Considering AMD's mantra has been the sweet spot strategy since the HD 3870, why would you offer that so boldly? What it is-is a flip flop -- a change of strategy. Personally don't have any problem with enthusiast priced single GPU's though and have been consistent about it and never believed in the sweet spot strategy because it left too much revenue potential on the table.
It would be pretty much suicidal and utterly pointless to price it at $400 or a "sweet spot", because it would kill their own other GPUs as well.
The question is, have they actually changed strategy.
It might still be a sweet-spot GPU, something they CAN price at $400, but that remains to be seen.

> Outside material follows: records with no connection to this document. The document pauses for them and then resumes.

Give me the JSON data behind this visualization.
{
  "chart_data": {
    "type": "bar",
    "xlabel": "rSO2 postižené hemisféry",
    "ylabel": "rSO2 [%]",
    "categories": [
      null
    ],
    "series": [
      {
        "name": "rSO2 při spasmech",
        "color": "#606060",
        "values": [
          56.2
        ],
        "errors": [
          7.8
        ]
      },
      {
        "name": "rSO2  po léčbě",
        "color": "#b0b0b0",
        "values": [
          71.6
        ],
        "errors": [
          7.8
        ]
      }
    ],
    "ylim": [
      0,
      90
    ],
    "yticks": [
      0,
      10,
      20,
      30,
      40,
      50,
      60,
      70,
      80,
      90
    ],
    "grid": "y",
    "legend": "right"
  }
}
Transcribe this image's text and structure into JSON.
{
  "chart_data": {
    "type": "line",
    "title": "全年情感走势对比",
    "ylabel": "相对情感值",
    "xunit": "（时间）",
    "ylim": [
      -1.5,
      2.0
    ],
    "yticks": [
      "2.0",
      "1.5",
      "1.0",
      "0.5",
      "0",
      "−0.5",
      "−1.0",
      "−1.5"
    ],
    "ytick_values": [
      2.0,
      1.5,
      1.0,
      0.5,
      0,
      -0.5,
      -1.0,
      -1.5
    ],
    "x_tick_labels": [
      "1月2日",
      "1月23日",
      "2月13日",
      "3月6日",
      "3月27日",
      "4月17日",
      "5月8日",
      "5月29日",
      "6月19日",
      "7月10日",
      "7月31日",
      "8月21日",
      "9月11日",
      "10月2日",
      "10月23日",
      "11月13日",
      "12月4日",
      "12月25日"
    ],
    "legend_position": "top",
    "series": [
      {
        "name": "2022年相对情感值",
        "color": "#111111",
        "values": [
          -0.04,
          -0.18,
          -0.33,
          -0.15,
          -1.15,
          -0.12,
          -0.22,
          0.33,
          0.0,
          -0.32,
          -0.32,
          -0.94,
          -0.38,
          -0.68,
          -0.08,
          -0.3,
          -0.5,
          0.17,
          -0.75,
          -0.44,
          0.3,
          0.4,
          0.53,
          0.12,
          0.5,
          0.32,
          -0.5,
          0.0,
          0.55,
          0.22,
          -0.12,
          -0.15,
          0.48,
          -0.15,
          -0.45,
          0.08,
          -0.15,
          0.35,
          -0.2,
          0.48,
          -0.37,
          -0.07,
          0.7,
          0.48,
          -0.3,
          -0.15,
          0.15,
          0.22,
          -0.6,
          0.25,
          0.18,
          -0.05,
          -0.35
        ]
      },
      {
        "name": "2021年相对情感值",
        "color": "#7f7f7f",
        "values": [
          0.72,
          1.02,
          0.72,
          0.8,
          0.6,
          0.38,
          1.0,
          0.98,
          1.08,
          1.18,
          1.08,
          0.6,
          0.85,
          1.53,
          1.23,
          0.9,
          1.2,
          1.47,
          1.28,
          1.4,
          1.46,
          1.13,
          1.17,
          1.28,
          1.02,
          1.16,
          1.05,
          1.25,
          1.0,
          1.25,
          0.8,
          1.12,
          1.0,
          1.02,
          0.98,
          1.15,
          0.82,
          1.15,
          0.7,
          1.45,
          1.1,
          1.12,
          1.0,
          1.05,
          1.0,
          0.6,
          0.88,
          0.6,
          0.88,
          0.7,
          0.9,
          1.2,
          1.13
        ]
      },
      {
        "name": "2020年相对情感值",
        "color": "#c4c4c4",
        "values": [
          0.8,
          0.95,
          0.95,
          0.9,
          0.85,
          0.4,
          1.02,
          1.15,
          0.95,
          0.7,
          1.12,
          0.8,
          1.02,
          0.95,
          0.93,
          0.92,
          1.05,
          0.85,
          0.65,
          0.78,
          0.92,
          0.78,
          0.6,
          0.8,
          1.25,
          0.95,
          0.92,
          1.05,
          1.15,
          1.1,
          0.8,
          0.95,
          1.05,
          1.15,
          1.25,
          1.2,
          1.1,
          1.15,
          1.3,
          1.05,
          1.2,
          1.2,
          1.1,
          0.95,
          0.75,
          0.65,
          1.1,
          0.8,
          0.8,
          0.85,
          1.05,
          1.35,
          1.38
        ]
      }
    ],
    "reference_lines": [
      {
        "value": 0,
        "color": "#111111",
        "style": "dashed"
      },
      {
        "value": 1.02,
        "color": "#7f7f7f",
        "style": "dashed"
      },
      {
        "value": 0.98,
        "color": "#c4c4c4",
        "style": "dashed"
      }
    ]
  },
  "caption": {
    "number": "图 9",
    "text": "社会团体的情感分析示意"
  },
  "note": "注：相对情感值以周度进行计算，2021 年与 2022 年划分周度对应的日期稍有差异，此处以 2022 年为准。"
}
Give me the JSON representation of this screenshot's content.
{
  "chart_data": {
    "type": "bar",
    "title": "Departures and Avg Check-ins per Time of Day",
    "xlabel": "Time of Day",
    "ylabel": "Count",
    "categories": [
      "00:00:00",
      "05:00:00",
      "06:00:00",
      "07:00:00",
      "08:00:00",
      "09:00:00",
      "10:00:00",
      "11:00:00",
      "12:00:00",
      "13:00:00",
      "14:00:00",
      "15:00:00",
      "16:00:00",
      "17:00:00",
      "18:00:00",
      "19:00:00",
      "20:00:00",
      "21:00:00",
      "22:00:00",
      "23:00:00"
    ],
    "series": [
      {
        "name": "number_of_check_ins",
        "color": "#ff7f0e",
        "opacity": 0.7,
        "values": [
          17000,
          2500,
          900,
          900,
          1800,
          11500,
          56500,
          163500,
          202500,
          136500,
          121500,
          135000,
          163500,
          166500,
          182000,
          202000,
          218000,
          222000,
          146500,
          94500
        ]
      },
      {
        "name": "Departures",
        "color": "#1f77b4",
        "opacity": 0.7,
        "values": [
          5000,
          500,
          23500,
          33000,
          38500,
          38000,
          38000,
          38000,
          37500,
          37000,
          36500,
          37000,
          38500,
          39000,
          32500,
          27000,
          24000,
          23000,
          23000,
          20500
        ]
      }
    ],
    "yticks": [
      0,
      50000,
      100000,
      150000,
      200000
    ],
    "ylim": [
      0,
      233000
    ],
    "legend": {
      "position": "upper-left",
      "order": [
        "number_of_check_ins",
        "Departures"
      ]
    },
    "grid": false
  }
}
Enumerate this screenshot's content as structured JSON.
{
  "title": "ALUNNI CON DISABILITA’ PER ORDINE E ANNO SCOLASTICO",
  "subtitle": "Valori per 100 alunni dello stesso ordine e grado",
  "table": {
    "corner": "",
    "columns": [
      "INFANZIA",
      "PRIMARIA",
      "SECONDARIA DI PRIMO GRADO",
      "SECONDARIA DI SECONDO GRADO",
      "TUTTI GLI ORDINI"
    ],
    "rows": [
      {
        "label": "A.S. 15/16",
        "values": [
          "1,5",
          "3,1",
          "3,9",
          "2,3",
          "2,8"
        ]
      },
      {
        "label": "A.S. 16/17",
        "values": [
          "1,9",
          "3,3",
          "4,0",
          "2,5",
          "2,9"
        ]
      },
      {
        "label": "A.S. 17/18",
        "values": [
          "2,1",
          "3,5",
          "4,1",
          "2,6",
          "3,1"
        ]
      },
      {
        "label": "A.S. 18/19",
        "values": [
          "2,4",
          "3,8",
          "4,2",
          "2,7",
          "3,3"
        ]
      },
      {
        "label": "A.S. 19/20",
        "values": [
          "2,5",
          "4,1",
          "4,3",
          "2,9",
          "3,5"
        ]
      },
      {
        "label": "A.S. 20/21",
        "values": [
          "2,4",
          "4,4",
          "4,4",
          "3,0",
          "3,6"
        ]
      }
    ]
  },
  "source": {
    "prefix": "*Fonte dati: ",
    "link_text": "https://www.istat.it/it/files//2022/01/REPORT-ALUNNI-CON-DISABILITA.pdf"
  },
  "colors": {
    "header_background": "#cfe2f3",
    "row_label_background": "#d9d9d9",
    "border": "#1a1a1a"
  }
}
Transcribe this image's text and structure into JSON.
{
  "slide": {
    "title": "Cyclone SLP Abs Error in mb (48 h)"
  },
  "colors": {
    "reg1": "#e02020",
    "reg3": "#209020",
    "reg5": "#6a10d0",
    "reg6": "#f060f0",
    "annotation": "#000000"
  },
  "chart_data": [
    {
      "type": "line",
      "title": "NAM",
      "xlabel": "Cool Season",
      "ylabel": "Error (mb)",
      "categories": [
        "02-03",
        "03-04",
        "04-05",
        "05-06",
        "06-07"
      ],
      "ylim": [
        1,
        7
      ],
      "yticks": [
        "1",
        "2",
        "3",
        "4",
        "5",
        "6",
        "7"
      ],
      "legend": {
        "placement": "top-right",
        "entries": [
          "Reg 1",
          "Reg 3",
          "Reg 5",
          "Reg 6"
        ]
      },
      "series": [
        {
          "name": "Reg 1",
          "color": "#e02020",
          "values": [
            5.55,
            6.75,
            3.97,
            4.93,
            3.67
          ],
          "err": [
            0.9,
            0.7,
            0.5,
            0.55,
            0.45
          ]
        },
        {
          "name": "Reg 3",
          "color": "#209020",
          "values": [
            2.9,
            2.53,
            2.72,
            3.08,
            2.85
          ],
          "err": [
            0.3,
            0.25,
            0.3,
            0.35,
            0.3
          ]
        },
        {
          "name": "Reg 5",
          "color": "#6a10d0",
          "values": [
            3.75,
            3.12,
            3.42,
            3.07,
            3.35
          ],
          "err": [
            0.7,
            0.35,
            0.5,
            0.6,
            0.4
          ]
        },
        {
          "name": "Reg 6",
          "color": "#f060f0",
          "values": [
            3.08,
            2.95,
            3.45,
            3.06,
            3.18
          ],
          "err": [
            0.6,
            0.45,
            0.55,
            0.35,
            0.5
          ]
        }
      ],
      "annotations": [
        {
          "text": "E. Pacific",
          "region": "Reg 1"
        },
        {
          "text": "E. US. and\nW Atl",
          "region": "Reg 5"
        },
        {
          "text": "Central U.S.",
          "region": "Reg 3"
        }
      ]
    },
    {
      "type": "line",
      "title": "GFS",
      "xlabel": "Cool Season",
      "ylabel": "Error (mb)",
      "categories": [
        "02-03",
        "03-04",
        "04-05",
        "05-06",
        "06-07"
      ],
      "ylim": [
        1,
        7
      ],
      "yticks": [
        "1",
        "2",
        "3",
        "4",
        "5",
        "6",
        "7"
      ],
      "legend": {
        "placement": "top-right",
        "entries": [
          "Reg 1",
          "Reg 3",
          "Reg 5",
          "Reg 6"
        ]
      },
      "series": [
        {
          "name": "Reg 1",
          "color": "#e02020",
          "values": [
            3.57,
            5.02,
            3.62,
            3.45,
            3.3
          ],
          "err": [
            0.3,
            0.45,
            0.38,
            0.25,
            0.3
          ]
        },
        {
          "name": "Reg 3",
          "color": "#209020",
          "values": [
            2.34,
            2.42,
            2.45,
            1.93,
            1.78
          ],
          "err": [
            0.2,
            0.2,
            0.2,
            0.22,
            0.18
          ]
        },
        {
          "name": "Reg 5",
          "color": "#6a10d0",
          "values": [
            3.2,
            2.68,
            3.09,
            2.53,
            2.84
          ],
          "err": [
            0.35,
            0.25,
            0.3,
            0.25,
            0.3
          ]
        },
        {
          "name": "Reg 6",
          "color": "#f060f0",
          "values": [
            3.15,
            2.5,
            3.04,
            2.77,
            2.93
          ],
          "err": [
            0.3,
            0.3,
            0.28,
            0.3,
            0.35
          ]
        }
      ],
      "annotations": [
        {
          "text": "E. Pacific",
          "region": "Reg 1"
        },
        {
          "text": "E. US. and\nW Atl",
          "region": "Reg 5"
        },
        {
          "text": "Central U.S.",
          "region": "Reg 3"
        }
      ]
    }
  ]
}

Even if it is a sweet spot GPU (die size suggests it could be, since it's slightly smaller than the HD6970), it won't be priced as such until there's a reason to price it there (competition).
The launch price is exactly like the GTX280, inflated above what you might think because there's no reason to make it cheaper.
When the 4800 series came out, it adjust the GTX200 series pricing, and when NV launches their new parts, it will adjust the HD7000 series pricing, until then, there's no incentive to AMD to play the value card.
Personally I was hoping for something cheaper so that I would have an idea of where prices might be in April when I want to buy, but I will just have to hope NV launches something by then (or releases benchmarks and pricing).